Vieumaite se mêlait aussi de prévoir l’avenir ; mais chez lui il n’y avait aucune prétention au don de prophétie. Il étudiait attentivement les faits contemporains, pour en déduire les conséquences dans leur succession logique. Dès le printemps de 1860, il annonça une guerre civile aux États-Unis, parce qu’il lui semblait impossible, vu les états au Sud et au Nord, pour qu’elle n’éclatât pas prochainement. Sentant l’orage venir, il prit ses précautions. Il engagea d’abord Pélasge à ne pas changer sa nationalité, et il mit à son nom la propriété qu’il s’était réservée pour ses vieux jours. Ce serait en cas de malheur, disait-il, autant de sauvé pour Démon et Chant d’Oisel. Pélasge avait des économies ; sur le conseil de Vieumaite, il les consacra à l’achat de la ferme qu’il avait, comme en se jouant, construite avec Démon et une escouade de négrillons.
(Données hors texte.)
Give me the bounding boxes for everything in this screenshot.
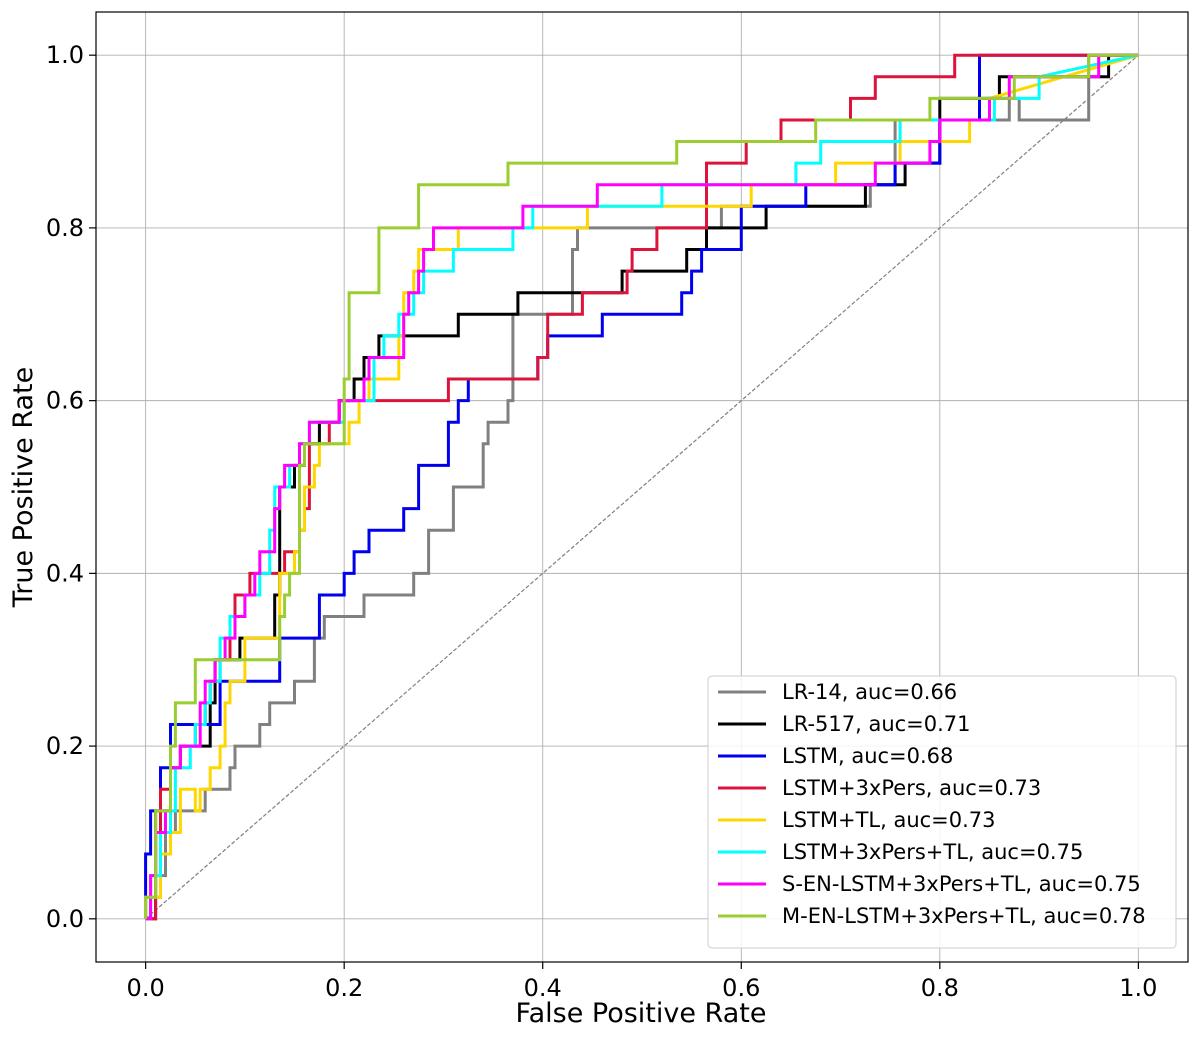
y-axis-label: True Positive Rate xyxy=(8,367,39,609)
legend: LR-14, auc=0.66 LR-517, auc=0.71 LSTM, auc… xyxy=(707,675,1177,949)
x-tick-label-0: 0.0 xyxy=(127,974,165,1002)
y-tick-label-4: 0.8 xyxy=(46,214,84,242)
plot-frame xyxy=(95,11,1189,963)
y-tick-label-3: 0.6 xyxy=(46,387,84,415)
legend-entries: LR-14, auc=0.66 LR-517, auc=0.71 LSTM, auc… xyxy=(718,680,1146,928)
y-tick-label-5: 1.0 xyxy=(46,41,84,69)
x-tick-label-3: 0.6 xyxy=(722,974,760,1002)
series-line-lstm xyxy=(144,53,1139,919)
series-layer xyxy=(144,53,1139,921)
legend-box xyxy=(707,675,1177,949)
y-tick-label-0: 0.0 xyxy=(46,905,84,933)
x-tick-label-2: 0.4 xyxy=(524,974,562,1002)
y-axis-ticks: 0.0 0.2 0.4 0.6 0.8 1.0 xyxy=(46,41,96,933)
legend-label-lstm-3xpers-tl: LSTM+3xPers+TL, auc=0.75 xyxy=(782,840,1083,864)
x-axis-label: False Positive Rate xyxy=(516,998,767,1029)
legend-label-lr-517: LR-517, auc=0.71 xyxy=(782,712,971,736)
legend-label-s-en-lstm-3xpers-tl: S-EN-LSTM+3xPers+TL, auc=0.75 xyxy=(782,872,1141,896)
grid-layer xyxy=(96,12,1188,962)
x-tick-label-1: 0.2 xyxy=(325,974,363,1002)
x-tick-label-5: 1.0 xyxy=(1119,974,1157,1002)
series-line-lstm-tl xyxy=(144,53,1139,919)
legend-label-lr-14: LR-14, auc=0.66 xyxy=(782,680,957,704)
y-tick-label-1: 0.2 xyxy=(46,732,84,760)
legend-label-lstm-3xpers: LSTM+3xPers, auc=0.73 xyxy=(782,776,1041,800)
series-line-m-en-lstm-3xpers-tl xyxy=(144,53,1139,919)
diagonal-reference-line xyxy=(145,54,1139,920)
x-tick-label-4: 0.8 xyxy=(921,974,959,1002)
legend-label-lstm: LSTM, auc=0.68 xyxy=(782,744,953,768)
x-axis-ticks: 0.0 0.2 0.4 0.6 0.8 1.0 xyxy=(127,962,1157,1002)
series-line-lr-14 xyxy=(144,53,1139,919)
legend-label-lstm-tl: LSTM+TL, auc=0.73 xyxy=(782,808,996,832)
legend-label-m-en-lstm-3xpers-tl: M-EN-LSTM+3xPers+TL, auc=0.78 xyxy=(782,904,1146,928)
y-tick-label-2: 0.4 xyxy=(46,559,84,587)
Vers la fin de l’été, Vieumaite baissait visiblement ; après une existence presque séculaire, il allait s’éteindre comme un foyer dont le combustible est à sa fin. À sa dernière heure, son esprit brilla d’un éclat extraordinaire. Après avoir fait ses adieux à toute la famille, il fit venir Pélasge, et lui dit :

“Il n’y a que vous, sur cette habitation, qui conserviez votre sang-froid ; je puis parler avec raison avec vous seul. Le torrent de la passion emporte mon fils et mes petits-fils.